The electricity subsidy shock

A significant rise in the price of electricity announced by state-controlled Public Power Corporation (PPC) for September forced the government to raise its electricity subsidy for September to 1.9 billion euros, from €1.1 billion in August.

The subsidy level inevitably follows the PPC’s pricing policy, since it is the dominant player in the market, with 63% of consumers choosing it.

While PPC had the lowest price of all electricity providers in August (€0.48 per kilowatt-hour) it raised its September price to €0.788 for those consuming up to 500kWh per month and €0.80 for heavier consumers. 

In order to stick to its commitment for an actual charge to consumers between €0.14-0.17 per kWh the government had to adjust its subsidy level accordingly, raising it by over 72%.

A positive effect of this policy is that, for some lucky consumers, bills this month may come very low, even negative, just for the power consumption part, before other charges are factored in.

Critics of the government’s calculation of the subsidy say that it puts a heavy burden on the budget and, therefore, on taxpayers, gives a wrong impression to consumers about the real cost of electricity and does not provide enough of an incentive to providers to cut prices or, at least, contain them.

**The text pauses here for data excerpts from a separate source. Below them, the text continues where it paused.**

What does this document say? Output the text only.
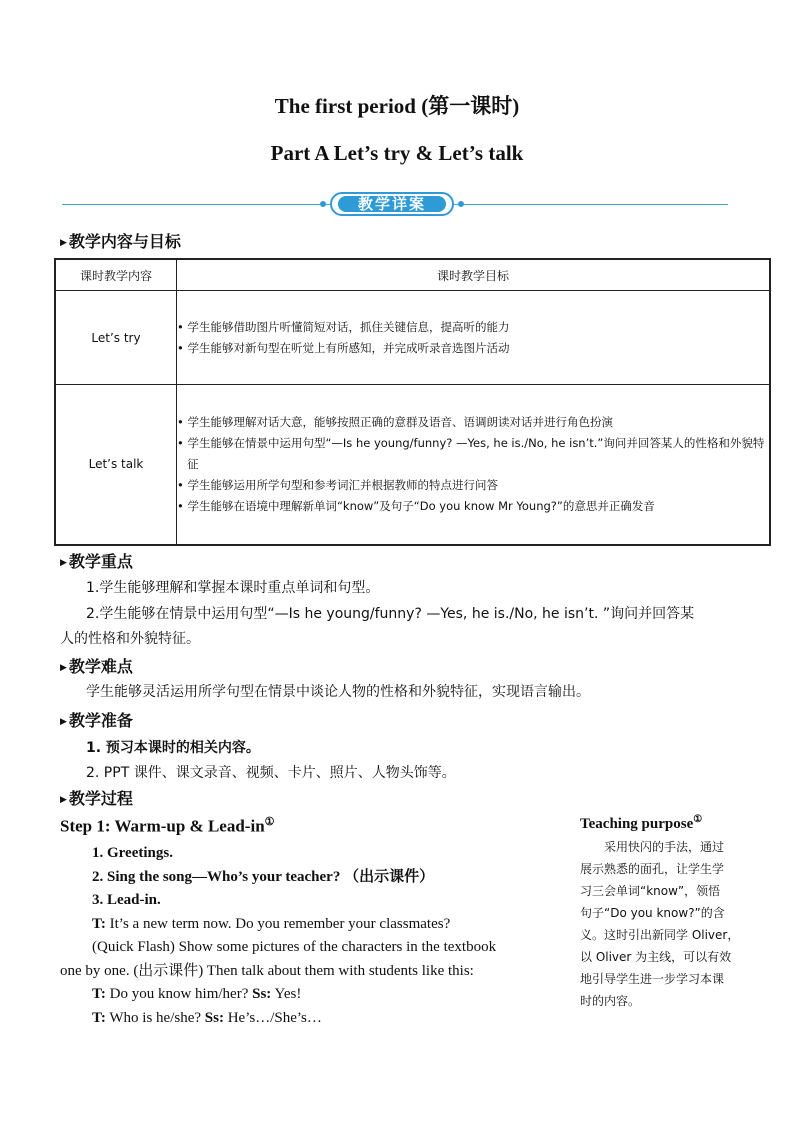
The first period (第一课时)
Part A Let’s try & Let’s talk
教学详案
▶ 教学内容与目标
课时教学内容	课时教学目标
Let’s try	• 学生能够借助图片听懂简短对话，抓住关键信息，提高听的能力
• 学生能够对新句型在听觉上有所感知，并完成听录音选图片活动

Let’s talk	• 学生能够理解对话大意，能够按照正确的意群及语音、语调朗读对话并进行角色扮演
• 学生能够在情景中运用句型“—Is he young/funny? —Yes, he is./No, he isn’t.”询问并回答某人的性格和外貌特征
• 学生能够运用所学句型和参考词汇并根据教师的特点进行问答
• 学生能够在语境中理解新单词“know”及句子“Do you know Mr Young?”的意思并正确发音
▶ 教学重点
1.学生能够理解和掌握本课时重点单词和句型。
2.学生能够在情景中运用句型“—Is he young/funny? —Yes, he is./No, he isn’t. ”询问并回答某
人的性格和外貌特征。
▶ 教学难点
学生能够灵活运用所学句型在情景中谈论人物的性格和外貌特征，实现语言输出。
▶ 教学准备
1. 预习本课时的相关内容。
2. PPT 课件、课文录音、视频、卡片、照片、人物头饰等。
▶ 教学过程
Step 1: Warm-up & Lead-in①
1. Greetings.
2. Sing the song—Who’s your teacher? （出示课件）
3. Lead-in.
T: It’s a new term now. Do you remember your classmates?
(Quick Flash) Show some pictures of the characters in the textbook
one by one. (出示课件) Then talk about them with students like this:
T: Do you know him/her? Ss: Yes!
T: Who is he/she? Ss: He’s…/She’s…
Teaching purpose①
采用快闪的手法，通过
展示熟悉的面孔，让学生学
习三会单词“know”，领悟
句子“Do you know?”的含
义。这时引出新同学 Oliver，
以 Oliver 为主线，可以有效
地引导学生进一步学习本课
时的内容。
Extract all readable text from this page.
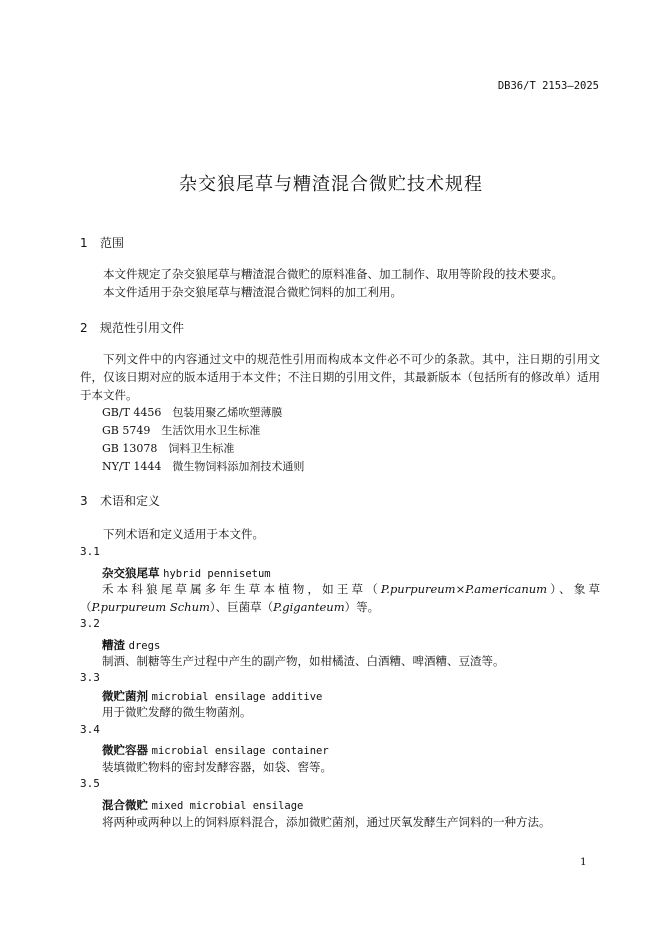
DB36/T 2153—2025
杂交狼尾草与糟渣混合微贮技术规程
1 范围
本文件规定了杂交狼尾草与糟渣混合微贮的原料准备、加工制作、取用等阶段的技术要求。
本文件适用于杂交狼尾草与糟渣混合微贮饲料的加工利用。
2 规范性引用文件
下列文件中的内容通过文中的规范性引用而构成本文件必不可少的条款。其中，注日期的引用文件，仅该日期对应的版本适用于本文件；不注日期的引用文件，其最新版本（包括所有的修改单）适用于本文件。
GB/T 4456　包装用聚乙烯吹塑薄膜
GB 5749　生活饮用水卫生标准
GB 13078　饲料卫生标准
NY/T 1444　微生物饲料添加剂技术通则
3 术语和定义
下列术语和定义适用于本文件。
3.1
杂交狼尾草 hybrid pennisetum
禾本科狼尾草属多年生草本植物，如王草（P.purpureum×P.americanum）、象草（P.purpureum Schum）、巨菌草（P.giganteum）等。
3.2
糟渣 dregs
制酒、制糖等生产过程中产生的副产物，如柑橘渣、白酒糟、啤酒糟、豆渣等。
3.3
微贮菌剂 microbial ensilage additive
用于微贮发酵的微生物菌剂。
3.4
微贮容器 microbial ensilage container
装填微贮物料的密封发酵容器，如袋、窖等。
3.5
混合微贮 mixed microbial ensilage
将两种或两种以上的饲料原料混合，添加微贮菌剂，通过厌氧发酵生产饲料的一种方法。
1
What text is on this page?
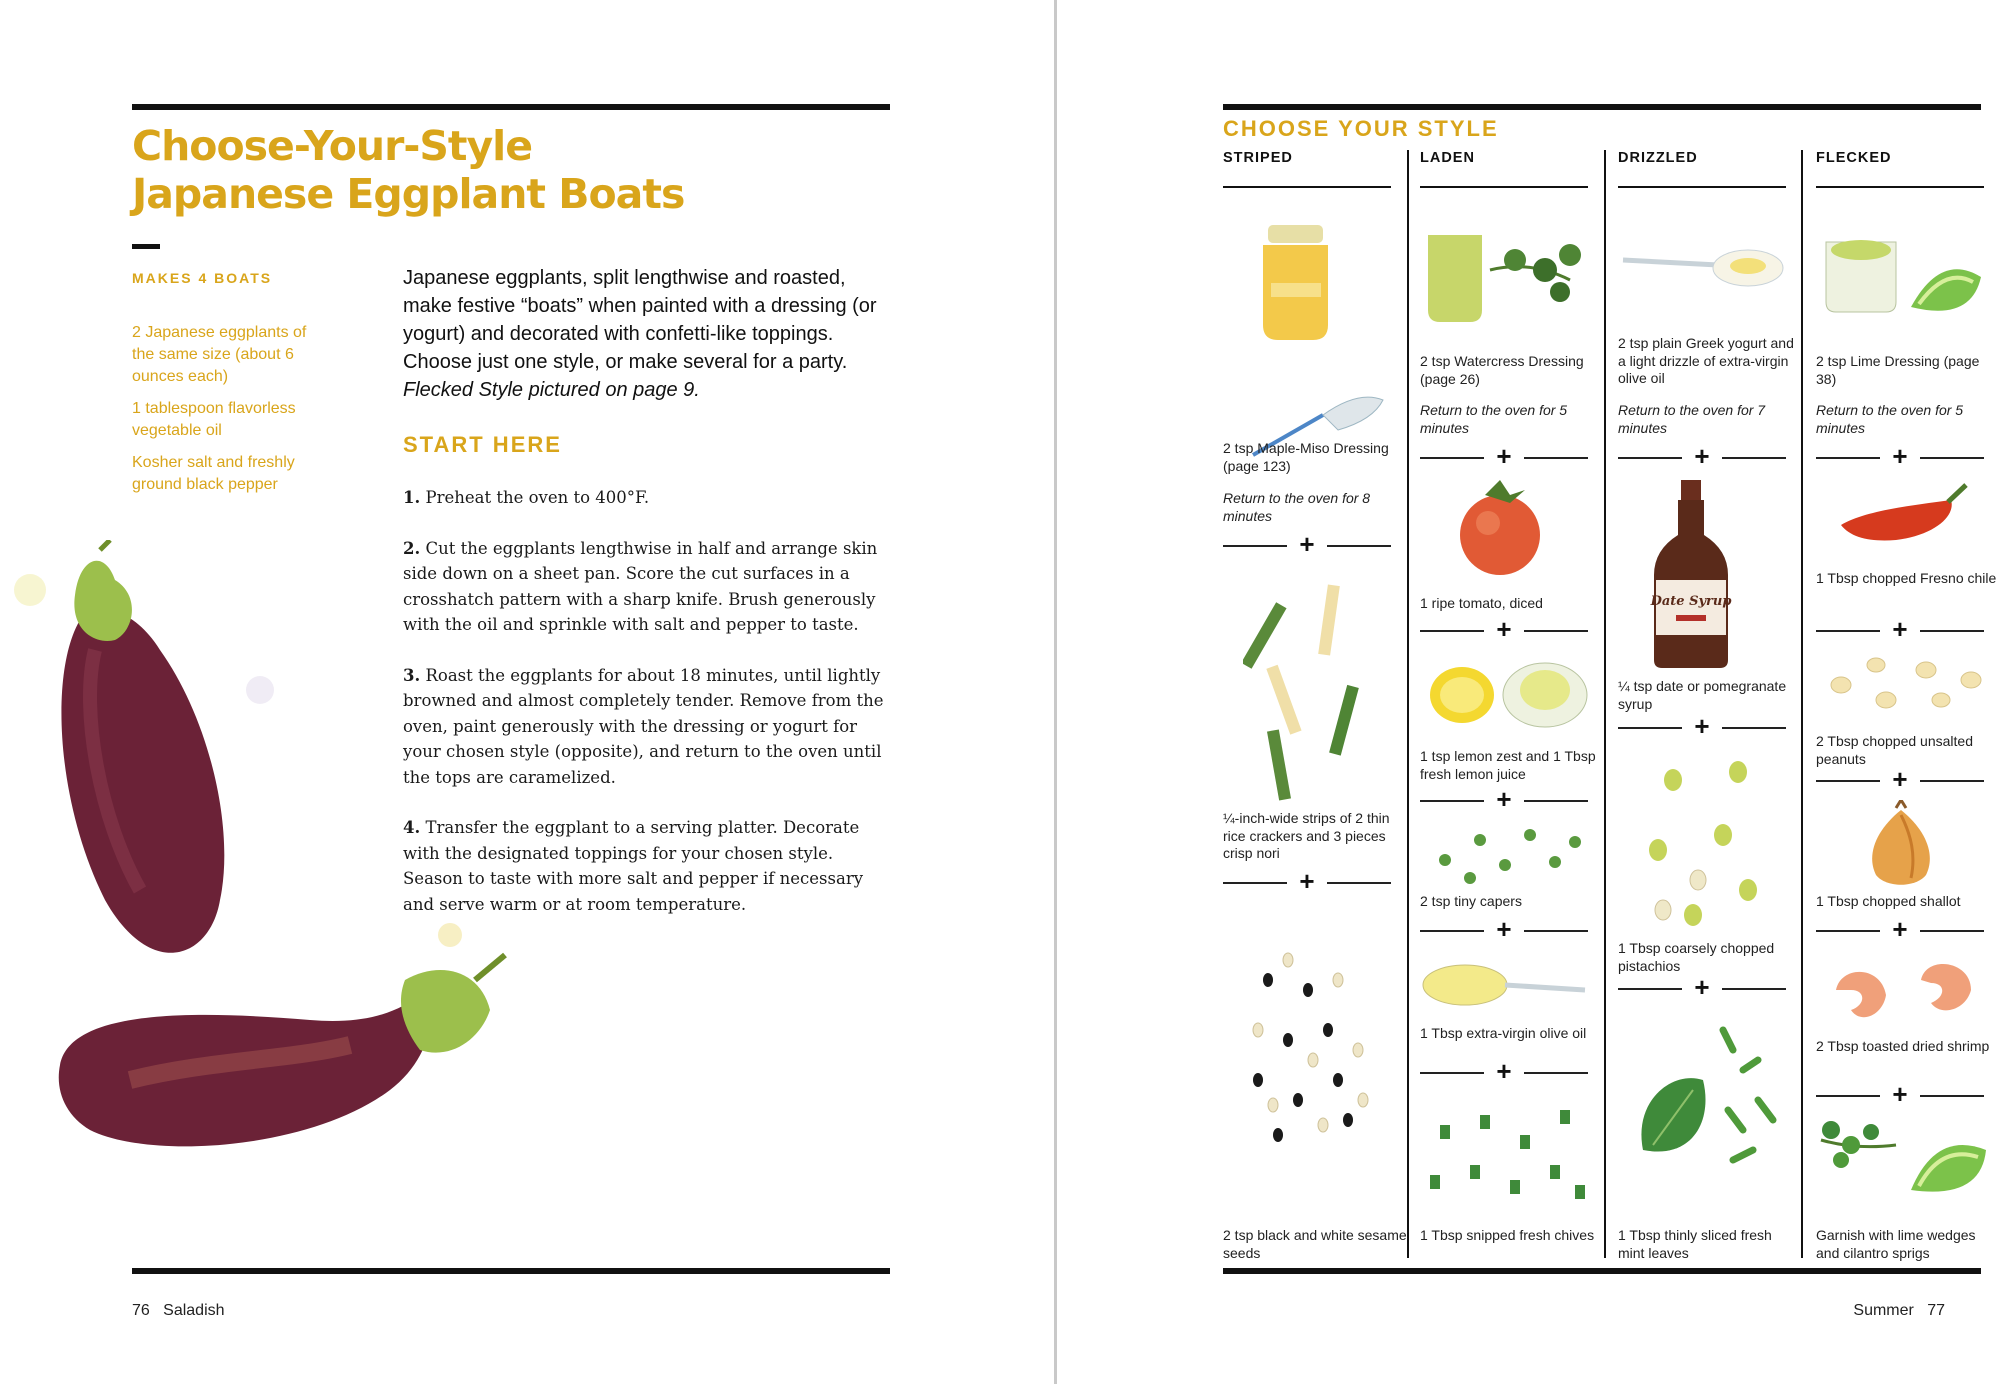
Choose-Your-Style
Japanese Eggplant Boats
MAKES 4 BOATS

2 Japanese eggplants of the same size (about 6 ounces each)

1 tablespoon flavorless vegetable oil

Kosher salt and freshly ground black pepper

Japanese eggplants, split lengthwise and roasted, make festive “boats” when painted with a dressing (or yogurt) and decorated with confetti-like toppings. Choose just one style, or make several for a party. Flecked Style pictured on page 9.
START HERE

1. Preheat the oven to 400°F.

2. Cut the eggplants lengthwise in half and arrange skin side down on a sheet pan. Score the cut surfaces in a crosshatch pattern with a sharp knife. Brush generously with the oil and sprinkle with salt and pepper to taste.

3. Roast the eggplants for about 18 minutes, until lightly browned and almost completely tender. Remove from the oven, paint generously with the dressing or yogurt for your chosen style (opposite), and return to the oven until the tops are caramelized.

4. Transfer the eggplant to a serving platter. Decorate with the designated toppings for your chosen style. Season to taste with more salt and pepper if necessary and serve warm or at room temperature.

76 Saladish
CHOOSE YOUR STYLE
STRIPED
2 tsp Maple-Miso Dressing (page 123)
Return to the oven for 8 minutes
+
¼-inch-wide strips of 2 thin rice crackers and 3 pieces crisp nori
+
2 tsp black and white sesame seeds
LADEN
2 tsp Watercress Dressing (page 26)
Return to the oven for 5 minutes
+
1 ripe tomato, diced
+
1 tsp lemon zest and 1 Tbsp fresh lemon juice
+
2 tsp tiny capers
+
1 Tbsp extra-virgin olive oil
+
1 Tbsp snipped fresh chives
DRIZZLED
2 tsp plain Greek yogurt and a light drizzle of extra-virgin olive oil
Return to the oven for 7 minutes
+
Date Syrup
¼ tsp date or pomegranate syrup
+
1 Tbsp coarsely chopped pistachios
+
1 Tbsp thinly sliced fresh mint leaves
FLECKED
2 tsp Lime Dressing (page 38)
Return to the oven for 5 minutes
+
1 Tbsp chopped Fresno chile
+
2 Tbsp chopped unsalted peanuts
+
1 Tbsp chopped shallot
+
2 Tbsp toasted dried shrimp
+
Garnish with lime wedges and cilantro sprigs
Summer 77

Among the consumers set to benefit the most are those who signed up with electricity provided Heron’s generous pricing program. At €0.75 per kilowatt-hour, it also provides, like some of its competitors, a 20% discount to those who pay their bills on time, thus lowering for them the price to €0.60/kWh. When the state subsidy kicks in, customers will pay just €0.111/kWh and the really good payers will be charged a negative rate (-€0.039/kWh). The discount will be credited in the bill after the one in September.

After deducting the subsidy, customers of provider Fysiko Aerio will pay €0.04/kWh and half that if they pay on time. Elpedison’s rate falls to €0.044/kWh, Zenith’s to €0.048/kWh, Elin’s to €0.06 and NRG’s to €0.109. PPC, as we have mentioned, has the highest net rate, at €0.149 and €0.161 for heavy consumers, followed by Watt+Volt (€0.145) and Protergia (€0.131).